1: a kingdom (constitutional monarchy) in northwestern Africa with a largely Muslim population; achieved independence from France in 1956 [syn: Morocco, Kingdom of Morocco, Maroc, Marruecos, Al-Magrib]
2: a soft pebble-grained leather made from goatskin; used for shoes and book bindings etc.

Merriam Webster's

noun Etymology: Morocco, Africa Date: 1634 a fine leather from goatskin tanned with sumac

Merriam Webster's

geographical name 1. country NW Africa bordering on the Atlantic & the Mediterranean; a kingdom capital Rabat, summer capital Tangier area 172,413 square miles (446,550 square kilometers), population 20,419,555; formerly (1911-56) divided into French Morocco (protectorate capital Rabat), Spanish Morocco (protectorate capital Tetuán), & the International Zone of Tangier 2. — see MarrakechMoroccan adjective or noun

Britannica Concise

Country, NW Africa. Area: 177,117 sq mi (458,730 sq km). Population (1997 est.): 27,220,000. Capital: Rabat. Arabized Berbers are the country's largest ethnolinguistic group; there are French, Spanish, and Bedouin minorities. Languages: Arabic (official), Berber. Religion: Islam (official), mostly Sunni. Currency: dirham. Morocco is a mountainous country with an average elevation of 2,600 ft (800 m) above sea level. The Rif Mtns. run along the N coast and the Atlas Mtns. rise in the nation's center, and include Mt. Toubkal (13,665 ft, or 4,165 m), the country's highest peak. The area is a zone of severe seismic activity, and earthquakes are frequent. Its fertile lowlands support agriculture; major crops include barley, wheat, and sugar beets. Morocco is the world's largest supplier of phosphate. The nation's industrial center is Casablanca, its largest city. It is a constitutional monarchy with one legislative house; its chief of state and head of government is the king, assisted by the prime minister. The Berbers entered Morocco near the end of the 2nd millennium BC. Phoenicians established trading posts along the Mediterranean during the 12th cent. BC, and Carthage had settlements along the Atlantic in the 5th cent. BC. After the fall of Carthage, Morocco became a loyal ally of Rome, and in 46 AD it was annexed by Rome as part of the province of Mauretania. It was invaded by Muslims in the 7th cent. The Almoravids conquered it and the Muslim areas of Spain in the mid-11th cent.; in the 12th cent. the Almohads overthrew the Almoravids. They in turn were conquered by the Marinids in the 13th cent. After the fall of the Marinids in the mid-15th cent., the Sa'dis ruled for a century after 1550. Association with the Barbary Coast states compelled Europeans to enter the area: the French fought Morocco over the Algerian boundary, Britain obtained trading rights in 1856, and the Spanish seized part of Moroccan territory in 1859. It was a French protectorate from 1912 until its independence in 1956. In the late 1970s it reasserted claim to the Spanish Sahara (see Western Sahara), and in 1976 Spanish troops withdrew from the region, leaving behind the Algerian-supported Saharan guerrillas of the Polisario Front. Relations with Mauritania and Algeria deteriorated, and fighting over the region continued into the 1990s. As the decade wore on, the U.N. tried to solve the dispute.
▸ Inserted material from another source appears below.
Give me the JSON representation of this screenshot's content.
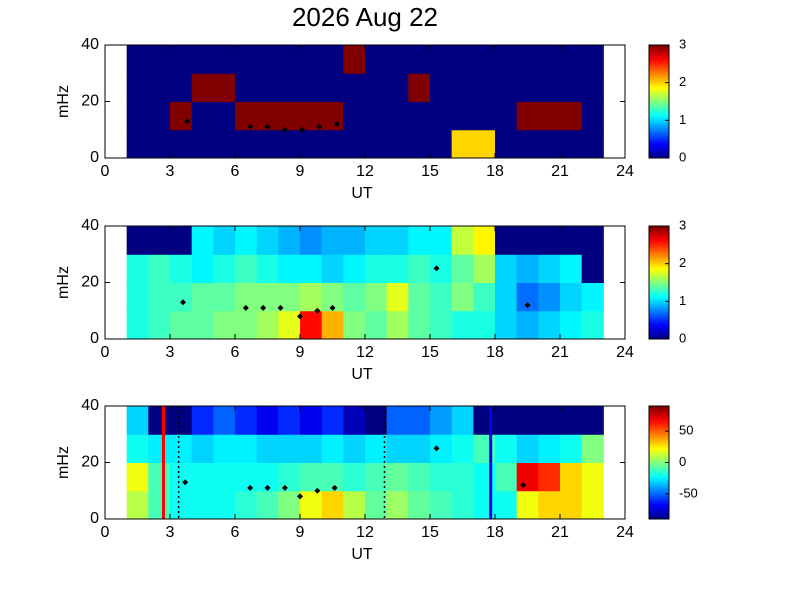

Oxford Reference Dictionary

n. (pl. -os) 1 a fine flexible leather made (orig. in Morocco) from goatskins tanned with sumac, used esp. in bookbinding and shoemaking. 2 an imitation of this in grained calf etc.

Webster's 1913 Dictionary

Morocco Mo*roc"co, n. [Named from Morocco, the country. Cf. Morris the dance.] A fine kind of leather, prepared commonly from goatskin (though an inferior kind is made of sheepskin), and tanned with sumac and dyed of various colors; -- said to have been first made by the Moors.